On objectera que la justice n’est pas affaire de mécanique statistique : chaque affaire est unique, chaque contexte spécifique. Pour autant, l’absence totale de toute donnée publique et de tout contrôle chiffré ouvre la porte à des dérives dont l’actualité regorge d’exemples.

En juillet 2020, Axelle Dorier, une jeune aide-soignante de 23 ans, est tuée à Lyon, percutée et traînée sur 800 mètres par une voiture conduite par Youcef Tebbal après une altercation lors d’une fête. Jugé pour homicide volontaire en 2023, la Cour d’assises de Lyon avait condamné le meurtrier à 12 ans –seulement- de réclusion criminelle. Cette affaire avait légitimement alimenté le sentiment d’une justice trop clémente face à un crime perçu comme particulièrement odieux, surtout compte tenu de l’absence de remords initial de l’accusé et de la brutalité des faits. Autre illustration en 2021 avec l’affaire dite « de Viry-Châtillon » où de jeunes policiers avaient été pris pour cible et grièvement blessés. Cette affaire avait frappé l’opinion publique par la sévérité des faits… Et la clémence inattendue des peines prononcées à l’issue du procès en appel qui furent bien en deçà des réquisitions avec notamment des acquittements2.

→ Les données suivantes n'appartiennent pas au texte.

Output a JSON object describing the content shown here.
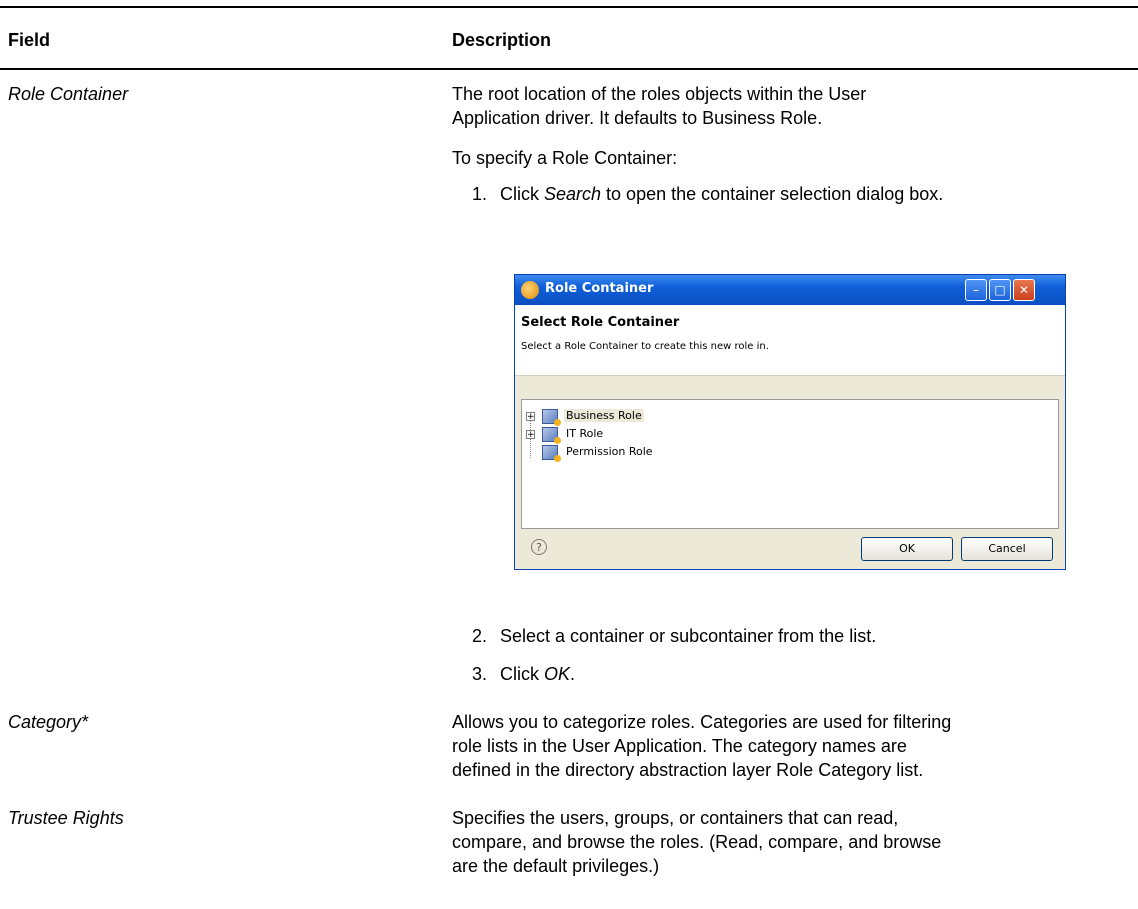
{
  "table": {
    "header_field": "Field",
    "header_description": "Description"
  },
  "rows": {
    "role_container": {
      "field": "Role Container",
      "desc_line1": "The root location of the roles objects within the User",
      "desc_line2": "Application driver. It defaults to Business Role.",
      "intro": "To specify a Role Container:",
      "step1_num": "1.",
      "step1_pre": "Click ",
      "step1_em": "Search",
      "step1_post": " to open the container selection dialog box.",
      "step2_num": "2.",
      "step2_text": "Select a container or subcontainer from the list.",
      "step3_num": "3.",
      "step3_pre": "Click ",
      "step3_em": "OK",
      "step3_post": "."
    },
    "category": {
      "field": "Category*",
      "desc_line1": "Allows you to categorize roles. Categories are used for filtering",
      "desc_line2": "role lists in the User Application. The category names are",
      "desc_line3": "defined in the directory abstraction layer Role Category list."
    },
    "trustee": {
      "field": "Trustee Rights",
      "desc_line1": "Specifies the users, groups, or containers that can read,",
      "desc_line2": "compare, and browse the roles. (Read, compare, and browse",
      "desc_line3": "are the default privileges.)"
    }
  },
  "dialog": {
    "title": "Role Container",
    "heading": "Select Role Container",
    "subtext": "Select a Role Container to create this new role in.",
    "tree_items": [
      "Business Role",
      "IT Role",
      "Permission Role"
    ],
    "selected_item": "Business Role",
    "ok_label": "OK",
    "cancel_label": "Cancel",
    "help_glyph": "?",
    "icons": [
      "app-icon",
      "minimize-icon",
      "maximize-icon",
      "close-icon",
      "role-icon",
      "help-icon"
    ]
  }
}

Sans chercher à polémiquer sur le fond de ces jugements, force est de constater que l’absence de redevabilité individuelle nourrit une défiance grandissante envers les magistrats. Qui porte la responsabilité de ces décisions ? Comment évaluer, rationnellement, le travail de ces magistrats, sans tomber dans le lynchage médiatique, mais sans accepter non plus dans une immunité de fait intolérable envers des fonctionnaires exerçant leur autorité au nom du peuple français ?

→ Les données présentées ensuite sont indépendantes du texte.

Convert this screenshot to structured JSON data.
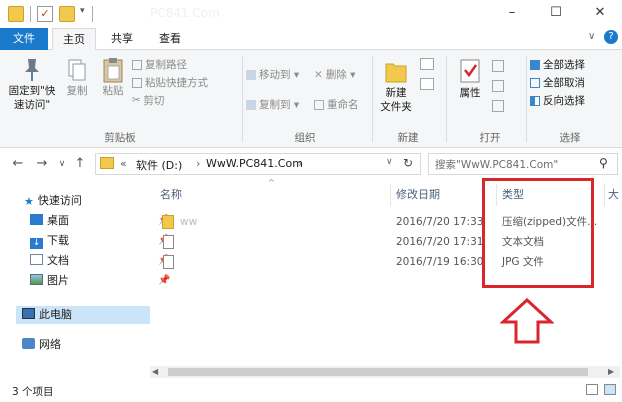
{
  "window": {
    "title": "PC841.Com",
    "minimize_glyph": "–",
    "maximize_glyph": "☐",
    "close_glyph": "✕"
  },
  "tabs": {
    "file": "文件",
    "home": "主页",
    "share": "共享",
    "view": "查看"
  },
  "ribbon": {
    "clipboard": {
      "pin_label_1": "固定到\"快",
      "pin_label_2": "速访问\"",
      "copy": "复制",
      "paste": "粘贴",
      "copy_path": "复制路径",
      "paste_shortcut": "粘贴快捷方式",
      "cut": "剪切",
      "group_label": "剪贴板"
    },
    "organize": {
      "move_to": "移动到",
      "copy_to": "复制到",
      "delete": "删除",
      "rename": "重命名",
      "group_label": "组织"
    },
    "new": {
      "new_folder_1": "新建",
      "new_folder_2": "文件夹",
      "group_label": "新建"
    },
    "open": {
      "properties": "属性",
      "group_label": "打开"
    },
    "select": {
      "select_all": "全部选择",
      "select_none": "全部取消",
      "invert": "反向选择",
      "group_label": "选择"
    }
  },
  "address": {
    "chevron": "«",
    "crumb_drive": "软件 (D:)",
    "crumb_folder": "WwW.PC841.Com",
    "search_placeholder": "搜索\"WwW.PC841.Com\""
  },
  "nav": {
    "quick_access": "快速访问",
    "items": [
      {
        "label": "桌面",
        "icon": "desktop-icon"
      },
      {
        "label": "下载",
        "icon": "download-icon"
      },
      {
        "label": "文档",
        "icon": "document-icon"
      },
      {
        "label": "图片",
        "icon": "picture-icon"
      }
    ],
    "this_pc": "此电脑",
    "network": "网络"
  },
  "columns": {
    "name": "名称",
    "date_modified": "修改日期",
    "type": "类型",
    "size": "大"
  },
  "files": [
    {
      "name": "ww",
      "date": "2016/7/20 17:33",
      "type": "压缩(zipped)文件...",
      "icon": "zip-folder-icon"
    },
    {
      "name": "",
      "date": "2016/7/20 17:31",
      "type": "文本文档",
      "icon": "text-file-icon"
    },
    {
      "name": "",
      "date": "2016/7/19 16:30",
      "type": "JPG 文件",
      "icon": "image-file-icon"
    }
  ],
  "status": {
    "item_count": "3 个项目"
  },
  "annotation_color": "#d9252b"
}
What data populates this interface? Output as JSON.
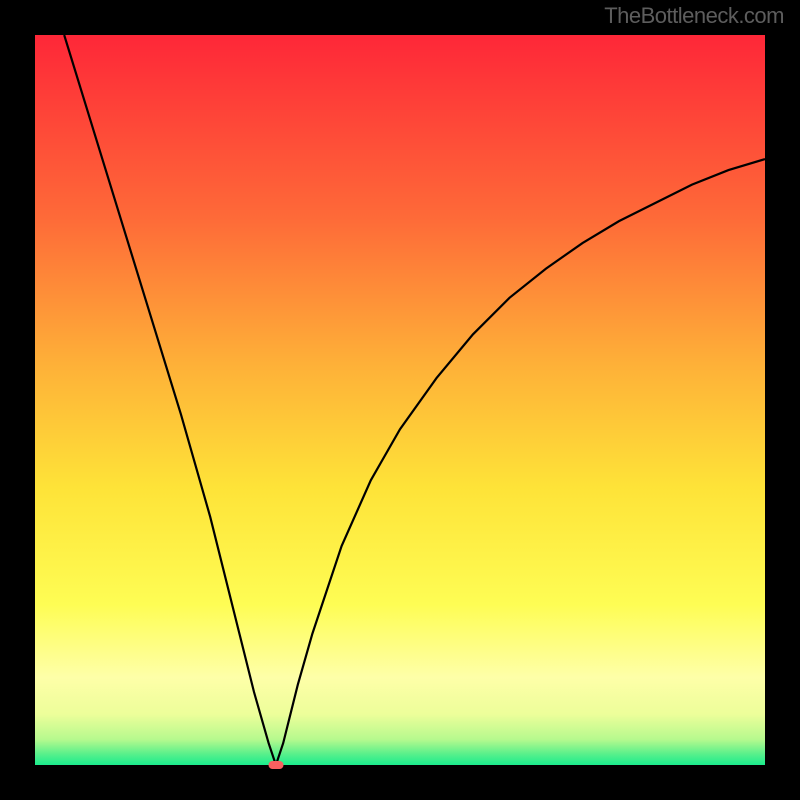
{
  "watermark": "TheBottleneck.com",
  "chart_data": {
    "type": "line",
    "title": "",
    "xlabel": "",
    "ylabel": "",
    "xlim": [
      0,
      100
    ],
    "ylim": [
      0,
      100
    ],
    "gradient_colors": {
      "top": "#fe2738",
      "upper_mid": "#fe8338",
      "mid": "#fed838",
      "lower_mid": "#feff77",
      "near_bottom": "#e2fd8e",
      "bottom": "#1bec8d"
    },
    "series": [
      {
        "name": "bottleneck-curve",
        "description": "V-shaped curve descending from top-left, reaching minimum near x=33, then rising with diminishing slope toward upper right",
        "x": [
          4,
          8,
          12,
          16,
          20,
          24,
          28,
          30,
          32,
          33,
          34,
          36,
          38,
          42,
          46,
          50,
          55,
          60,
          65,
          70,
          75,
          80,
          85,
          90,
          95,
          100
        ],
        "y": [
          100,
          87,
          74,
          61,
          48,
          34,
          18,
          10,
          3,
          0,
          3,
          11,
          18,
          30,
          39,
          46,
          53,
          59,
          64,
          68,
          71.5,
          74.5,
          77,
          79.5,
          81.5,
          83
        ]
      }
    ],
    "marker": {
      "x": 33,
      "y": 0,
      "color": "#f86060"
    }
  }
}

Pour une base de données nationale, outil citoyen et démocratique

La transparence n’est pas une chasse aux sorcières. Elle ne vise pas à « juger les juges », mais constitue un outil démocratique permettant d’offrir aux citoyens la possibilité de vérifier qu’une même loi produit, d’un tribunal à l’autre, des effets à peu près cohérents. Dans un pays où l’on mesure tout -de la performance des entreprises à la rentabilité des hôpitaux en passant par les classements PISA des écoles- pourquoi refuser au peuple de savoir comment la Justice est rendue en son nom ?

Une telle base de données ne porterait pas sur la qualité de la motivation juridique, mais sur des indicateurs bruts : taux de relaxes, peines prononcées comparées aux réquisitions, recours et taux d’infirmation en appel par exemple… Ces éléments existent déjà, mais de manière éparse, et sans vision globale. Leur mise à disposition du public, anonymisée pour les justiciables mais nominative pour les magistrats, permettrait une régulation par les pairs et, le cas échéant, une intervention du Conseil supérieur de la magistrature, seul habilité à sanctionner les dérives.

Restaurer la confiance, avant qu’il ne soit trop tard

L’idée n’est pas nouvelle : le rapport d’activité de la Cour de cassation, les rapports de la Chancellerie ou les statistiques du ministère de la Justice offrent déjà des bribes d’informations mais sans jamais permettre une vision individuelle. Or, ce n’est qu’en réconciliant indépendance et responsabilité que l’on pourra restaurer une confiance populaire désormais ébranlée. Comme le souligne un récent sondage publié par l’IFOP, 52 % des Français n’ont pas confiance dans la justice3, un chiffre qui devrait alarmer la magistrature de notre pays et plus largement tout citoyen.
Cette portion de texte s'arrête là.